Schaf unter Schäflein

Der Priester im Kindergottesdienst lächelt. Sein Diakon mit Föhnfrisur hat sich etwas einfallen lassen für die Messe. Einen bunten Beitrag. Er nimmt ein Stoffschaf mit Glöckchen von der Spielzeugkrippe am Altar auf und spricht mit eines Schafesstimme, dass er „Ueli“ sei. Neu im Stall sei er auch, und dass er sich die Menschen im Gotteshaus einmal anschauen wolle.

Der Pfarrer lächelt und bittet mit einer grossen Geste darum, dass Ueli das Kirchenschiff betrete. Er solle sich umschauen. Das macht das Schaf, zusammen mit dem Diakon. Und es flötet und kräht zugleich in Mundart, dass es hier viele Menschen habe, die das Jesuskindlein anbeten wollten. Und das es reiche und arme in der Gemeinde gebe, aber vor Gott seien alle gleich. Und dass man einander lieben solle.

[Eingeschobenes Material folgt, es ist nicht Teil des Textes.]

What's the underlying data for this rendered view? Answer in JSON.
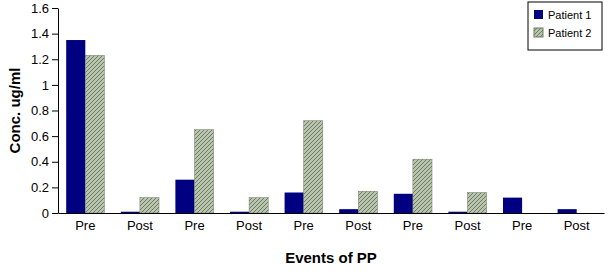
{
  "chart_data": {
    "type": "bar",
    "x_label": "Events of PP",
    "y_label": "Conc. ug/ml",
    "categories": [
      "Pre",
      "Post",
      "Pre",
      "Post",
      "Pre",
      "Post",
      "Pre",
      "Post",
      "Pre",
      "Post"
    ],
    "series": [
      {
        "name": "Patient 1",
        "color": "#000080",
        "values": [
          1.35,
          0.01,
          0.26,
          0.01,
          0.16,
          0.03,
          0.15,
          0.01,
          0.12,
          0.03
        ]
      },
      {
        "name": "Patient 2",
        "color": "#b9c4ae",
        "values": [
          1.23,
          0.12,
          0.65,
          0.12,
          0.72,
          0.17,
          0.42,
          0.16,
          null,
          null
        ]
      }
    ],
    "ylim": [
      0,
      1.6
    ],
    "yticks": [
      0,
      0.2,
      0.4,
      0.6,
      0.8,
      1,
      1.2,
      1.4,
      1.6
    ],
    "grid": false,
    "legend": "top-right"
  }
}
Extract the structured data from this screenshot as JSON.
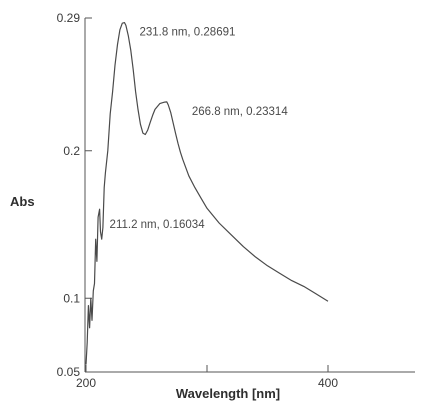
{
  "chart_data": {
    "type": "line",
    "xlabel": "Wavelength [nm]",
    "ylabel": "Abs",
    "xlim": [
      200,
      420
    ],
    "ylim": [
      0.05,
      0.29
    ],
    "x_ticks": [
      200,
      300,
      400
    ],
    "x_tick_labels": [
      "200",
      "",
      "400"
    ],
    "y_ticks": [
      0.05,
      0.1,
      0.2,
      0.29
    ],
    "y_tick_labels": [
      "0.05",
      "0.1",
      "0.2",
      "0.29"
    ],
    "grid": false,
    "line_color": "#4a4a4a",
    "series": [
      {
        "x": [
          200,
          201,
          202,
          203,
          204,
          205,
          206,
          207,
          208,
          209,
          210,
          211.2,
          212,
          213,
          214,
          215,
          216,
          218,
          220,
          222,
          224,
          226,
          228,
          230,
          231.8,
          233,
          235,
          237,
          239,
          241,
          243,
          245,
          247,
          249,
          251,
          253,
          255,
          257,
          259,
          261,
          263,
          265,
          266.8,
          268,
          270,
          272,
          274,
          276,
          278,
          280,
          285,
          290,
          295,
          300,
          310,
          320,
          330,
          340,
          350,
          360,
          370,
          380,
          390,
          400
        ],
        "y": [
          0.055,
          0.07,
          0.095,
          0.08,
          0.1,
          0.085,
          0.105,
          0.11,
          0.14,
          0.125,
          0.155,
          0.16034,
          0.145,
          0.14,
          0.148,
          0.175,
          0.185,
          0.2,
          0.225,
          0.24,
          0.258,
          0.272,
          0.282,
          0.2865,
          0.28691,
          0.285,
          0.278,
          0.268,
          0.255,
          0.24,
          0.228,
          0.218,
          0.212,
          0.211,
          0.214,
          0.219,
          0.224,
          0.228,
          0.23,
          0.232,
          0.2325,
          0.233,
          0.23314,
          0.231,
          0.226,
          0.219,
          0.212,
          0.205,
          0.199,
          0.194,
          0.183,
          0.175,
          0.168,
          0.161,
          0.151,
          0.143,
          0.135,
          0.128,
          0.122,
          0.117,
          0.112,
          0.108,
          0.103,
          0.098
        ]
      }
    ],
    "annotations": [
      {
        "text": "231.8 nm, 0.28691",
        "x": 231.8,
        "y": 0.28691
      },
      {
        "text": "266.8 nm, 0.23314",
        "x": 266.8,
        "y": 0.23314
      },
      {
        "text": "211.2 nm, 0.16034",
        "x": 211.2,
        "y": 0.16034
      }
    ]
  }
}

Die Gemeinde wird unruhig, der Diakon hat in seine Rolle gefunden, vorne am Altar versteinert das Lächeln des Pfarrers langsam. Aber Ueli will kein Ende finden und meckert weiter. Dass die Spenden von letztem Sonntag ein wenig zu gering ausgefallen seien und dass man Gott natürlich auch ohne Spende anbeten könne, solange man jeden Tag in die Kirche komme.

Dann läuft er mit dem Schaf wiegend wieder zur Krippe. Wir sind froh, dass er noch alle Kleider anhat und die Föhnfrisur hielt. Wir sind froh, dass der Diakon sich einmal einen seiner geheimsten Wünsche erfüllen konnte. Im Schaftgewand durch die Öffentlichkeit zu laufen und Tiergeräusche von sich zu geben.

Wir sind froh, dass wir hoffentlich nie die geheimsten Wünsche seines Kollegen vor dem Tabernakel kennenlernen werden. Der bricht inzwischen das Brot und versucht auch den Auftritt zu vergessen. Amen.